10 December 2009|
Enter the Turbosmart e-Boost Street (part number TS-0302-1001), an electronic boost controller aimed directly at the street performance market. With all of the same features as the successful eBoost2, the eBoost Street is jam-packed into a slim aluminium case with a ¼-DIN format. The mission was to provide all of the boost control with a simple, uncomplicated approach. They don’t even clutter the box with printed instructions. It’s all on a mini-CD!
Crack open the box and everything you need for a painless install is inside. Turbosmart recommends soldering all wires and insulating them with supplied shrinkwrap tubing for a lasting connection. A total of five wires require connection: red for 12V power, black for ground, yellow for RPM signal, green for auto dimming and finally brown / grey to the boost control solenoid. The solenoid is a stout cast aluminium piece that operates ideally at temps less than 100°C (212°F), so keep it away from manifolds and turbos. We tapped into a line off of our billet vacuum block and ran it through the firewall. When it came to hooking up the wastegate actuators to the solenoid, we thought we might run into a hurdle since we have not one turbo but two. Not the case with Turbosmart since they supplied a diagram of how to link up the twin turbo wastegates with all of the provided barb fittings.

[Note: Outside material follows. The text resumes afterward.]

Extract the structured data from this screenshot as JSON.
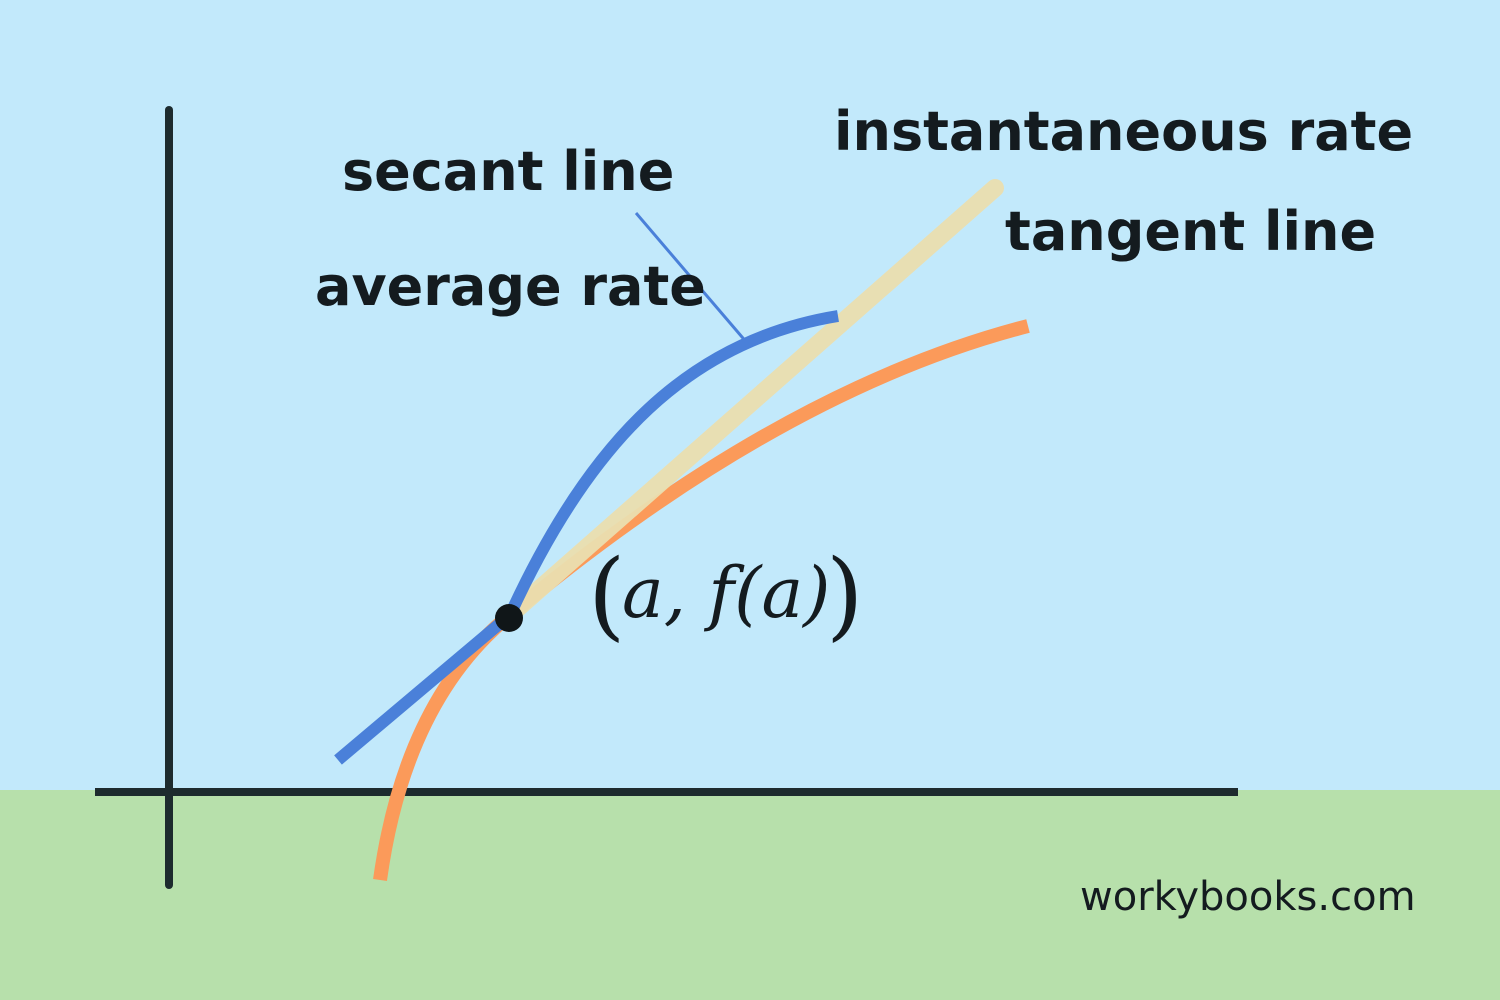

Once it was all connected, we decided to check out how the functionality of the unit stacked-up. The TurboSmart e-Boost street has two boost groups SP1 and SP2 accessible by a quick press of the knob. You’re then able to enter the setup by holding the knob for 3-seconds. Here you can enter your number of cylinders from 1-16 (4 or 6 for rotaries), so the RPM function works correctly. Then you can choose the units you wish to work with measured in PSI, KPa, or BAR.
One of the other slick features of the Turbosmart e-Boost Street is the ability to measure peak / hold and set the overboost limit, which is set to a default 7psi. From there we set up the SP value (between 0-99) by starting at 10 and incrementally stepping it up until desired boost pressure is held all the way up to 30psi. Next up is the Gate Pressure setting, a value that should be 5psi below desired boost pressure to allow for instantaneous response of torque. The Gate Pressure should be incrementally stepped up until a spike occurs and then backed off. The sensitivity can also be set up, starting with a default of 20, it can be reduced for any wavy boost curves. Finally, we investigated the Boost Correction feature that counteracts the tendencies of some inefficient turbo systems to drop in boost pressure at high RPM. Let’s say your boost drops from 15psi to 10psi between 5,000 to the 7,000rpm redline, you can plug in those parameters and enter a correction value to maintain the same boost throughout the range.
Once we found some optimal settings, we switched to Live Mode that displays different parameters. Most of you will likely have the boost level displayed but you can also display RPMs too. You can also set shift-points to make the e-Boost Street a shift-light to bang the next gear at the correct RPM!
With all of theses features, a simplistic design and an excellent price-point ($395 MSRP), Turbosmart is on track to re-write how everyday turbo cars manage boost. Since it is made in Australia to exacting standards and backed by a solid guarantee, any Turbosmart product is as a logical choice for your street car as it would be for a race car.